Reichelt hakkındaki savların detayları
IPPEN.MEDIA’nın yayınlamayı reddettiği ve Der Spiegel’in online platformunda kısmen yayınlanan haberdeki örneklerden birinde, Reichelt’in deneyimi olmayan genç bir bayan gazeteciyi terfi ettirdiği, aldığı sorumluluğun üstesinden gelemeyen gazetecinin ruhsal baskının da tesiriyle sık sık hastalandığı belirtiliyor. Ayrıyeten işyerinde “genel yayın direktörüyle birlikte olduğu için o vazifeye geldiği” tarafındaki söylentilerin kulağına gelmesinin de genç gazeteciyi ruhsal açıdan yıprattığı, profesyonel dayanak almak zorunda kaldığı vurgulanıyor. IPPEN.MEDIA araştırmacı gazetecilik grubunun ulaştığı bilgilere nazaran Reichelt daima tıpkı taktikle hareket ederek şirketteki pozisyonu sayesinde genç gazetecileri iltifatlarla yanına çekip bağlantıya giriyordu. Haberde Reichelt’in genç bayan gazetecilere “Hala uyanık mısın? Senin vücudunu hissetmek istiyorum” halinde attığı iletiler da örnek gösteriliyor.
Ortaya atılan savlara nazaran Reichelt, hakkında kurum içi soruşturma açıldıktan sonra da bu davranışlarına devam etti. Reichelt’in davranışlarından rahatsız olan bayanların ise şirkette yürütülen soruşturmaya güvenmediği ve konuşmak istemediği, ayrıyeten açıklamalarının ortaya çıkması halinde Reichelt’in kendilerinden intikam alacağı kaygısıyla çekindikleri de aktarılıyor.
Döpfner, Reichelt’i neden korudu?
Reichelt’in hakkındaki bu ağır ithamlara karşın misyondan alınmamasının ardında ise Axel Springer Yayınevi’nin İdare Şurası Lideri Mathias Döpfner’in dayanağı yatıyor.
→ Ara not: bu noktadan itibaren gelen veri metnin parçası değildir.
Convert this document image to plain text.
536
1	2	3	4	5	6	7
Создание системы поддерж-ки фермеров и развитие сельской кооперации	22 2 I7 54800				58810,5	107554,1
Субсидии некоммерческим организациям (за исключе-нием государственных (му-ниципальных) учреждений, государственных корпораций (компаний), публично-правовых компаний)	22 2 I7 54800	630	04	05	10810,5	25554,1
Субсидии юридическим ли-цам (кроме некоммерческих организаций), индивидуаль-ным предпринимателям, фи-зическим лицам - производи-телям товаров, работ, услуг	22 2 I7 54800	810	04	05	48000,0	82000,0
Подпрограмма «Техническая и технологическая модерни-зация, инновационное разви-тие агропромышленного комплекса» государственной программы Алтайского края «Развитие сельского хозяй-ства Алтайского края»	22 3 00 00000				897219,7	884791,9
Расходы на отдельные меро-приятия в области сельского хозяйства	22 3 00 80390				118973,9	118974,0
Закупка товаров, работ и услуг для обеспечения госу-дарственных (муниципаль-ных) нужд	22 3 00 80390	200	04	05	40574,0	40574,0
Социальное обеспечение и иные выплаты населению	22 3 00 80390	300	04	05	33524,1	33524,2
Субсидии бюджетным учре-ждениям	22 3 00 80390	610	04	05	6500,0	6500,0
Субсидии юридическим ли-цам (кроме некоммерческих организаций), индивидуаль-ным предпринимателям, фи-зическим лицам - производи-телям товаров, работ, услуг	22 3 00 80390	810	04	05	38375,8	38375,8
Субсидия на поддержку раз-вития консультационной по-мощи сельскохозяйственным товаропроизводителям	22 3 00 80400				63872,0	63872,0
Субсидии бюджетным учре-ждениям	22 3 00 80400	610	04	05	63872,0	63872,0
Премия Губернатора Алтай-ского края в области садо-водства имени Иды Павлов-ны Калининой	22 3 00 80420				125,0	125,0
Ortaya çıkan evraklara nazaran Döpfner, Bild Gazetesi’nin hükümete karşı sert tavrını değiştirmek istemediği için Reichelt’i misyondan almadığı iddia ediliyor. Döpfner’in Reichelt hakkındaki soruşturma sürecinde kurum içinde çalışan müelliflerden Benjamin von Stuckrad-Barre’ye gönderdiği bir bildiride, korona kısıtlamaları nedeniyle hükümetin aldığı tedbirleri Doğu Almanya (DDR – Demokratik Almanya Cumhuriyeti) idaresi ile kıyaslayarak Reichelt’i “Almanya’daki yeni DDR otoriter devletine karşı sahiden cesurca isyan eden tek ve son gazeteci” olarak tanımladığı orta çıktı. Döpfner, Reichelt’in bu nedenle önemli düşmanları olduğunu da Stuckrad-Barre’ye yazdığı skandalla ilgili haberlere yansıdı.
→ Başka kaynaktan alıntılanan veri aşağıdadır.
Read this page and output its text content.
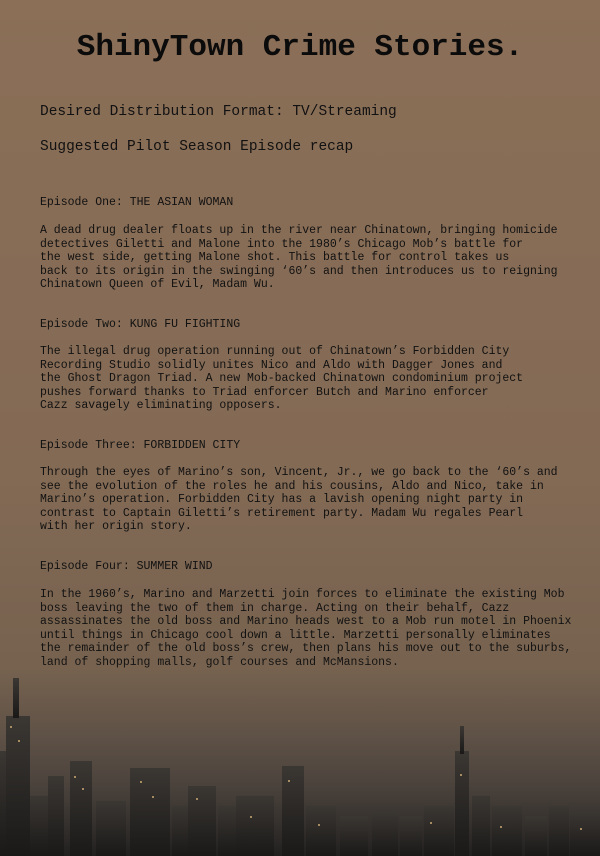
ShinyTown Crime Stories.
Desired Distribution Format: TV/Streaming
Suggested Pilot Season Episode recap
Episode One: THE ASIAN WOMAN
A dead drug dealer floats up in the river near Chinatown, bringing homicide
detectives Giletti and Malone into the 1980’s Chicago Mob’s battle for
the west side, getting Malone shot. This battle for control takes us
back to its origin in the swinging ‘60’s and then introduces us to reigning
Chinatown Queen of Evil, Madam Wu.
Episode Two: KUNG FU FIGHTING
The illegal drug operation running out of Chinatown’s Forbidden City
Recording Studio solidly unites Nico and Aldo with Dagger Jones and
the Ghost Dragon Triad. A new Mob-backed Chinatown condominium project
pushes forward thanks to Triad enforcer Butch and Marino enforcer
Cazz savagely eliminating opposers.
Episode Three: FORBIDDEN CITY
Through the eyes of Marino’s son, Vincent, Jr., we go back to the ‘60’s and
see the evolution of the roles he and his cousins, Aldo and Nico, take in
Marino’s operation. Forbidden City has a lavish opening night party in
contrast to Captain Giletti’s retirement party. Madam Wu regales Pearl
with her origin story.
Episode Four: SUMMER WIND
In the 1960’s, Marino and Marzetti join forces to eliminate the existing Mob
boss leaving the two of them in charge. Acting on their behalf, Cazz
assassinates the old boss and Marino heads west to a Mob run motel in Phoenix
until things in Chicago cool down a little. Marzetti personally eliminates
the remainder of the old boss’s crew, then plans his move out to the suburbs,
Reichelt’le ilgili taciz savlarından Döpfner’in siyasi tavrı ve bunu kendisine bağlı gazetelere nasıl yansıttığına evrilmesine yol açan savın akabinde Axel Springer Yayınevi’nden yeni bir açıklama daha geldi ve Döpfner’le ilgili sav yalanlandı. Açıklamada Döpfner’in Federal Almanya Cumhuriyeti’ni katiyetle DDR devriyle kıyaslamadığı tabir edilerek Döpfner’in özel bir görüşmede kullandığı tabirlerin ironi ve kasıtlı abartmalar içerdiği belirtildi.
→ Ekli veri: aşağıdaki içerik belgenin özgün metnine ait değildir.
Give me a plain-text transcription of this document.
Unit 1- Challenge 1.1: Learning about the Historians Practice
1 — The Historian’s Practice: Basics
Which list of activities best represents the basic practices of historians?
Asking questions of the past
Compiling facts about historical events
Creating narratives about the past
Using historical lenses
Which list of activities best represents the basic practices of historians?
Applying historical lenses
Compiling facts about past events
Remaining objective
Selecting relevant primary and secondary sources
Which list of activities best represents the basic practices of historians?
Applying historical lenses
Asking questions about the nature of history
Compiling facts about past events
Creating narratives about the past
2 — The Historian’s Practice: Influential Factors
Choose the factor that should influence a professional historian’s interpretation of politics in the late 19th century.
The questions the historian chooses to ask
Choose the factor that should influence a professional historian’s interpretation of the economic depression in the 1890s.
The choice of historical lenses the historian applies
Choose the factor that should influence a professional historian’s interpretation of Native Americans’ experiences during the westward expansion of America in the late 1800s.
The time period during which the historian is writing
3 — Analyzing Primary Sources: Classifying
Fakat bu açıklama, tartışmaları dindireceğe benzemiyor. Hem Reichelt ve Döpfner’e hem de İkinci Dünya Savaşı’ndan sonra Almanya’nın medya devi haline gelen Axel Springer Yayınevi, bu skandal nedeniyle büyük ölçüde prestij kaybetmiş durumda. Skandalın ABD’de medya şirketi Politico’yu satın alan ve önümüzdeki periyotta Amerikan pazarında büyümeyi hedefleyen Springer’in ABD’deki ticari amaçlarına ziyan verebileceği de kestirim ediliyor.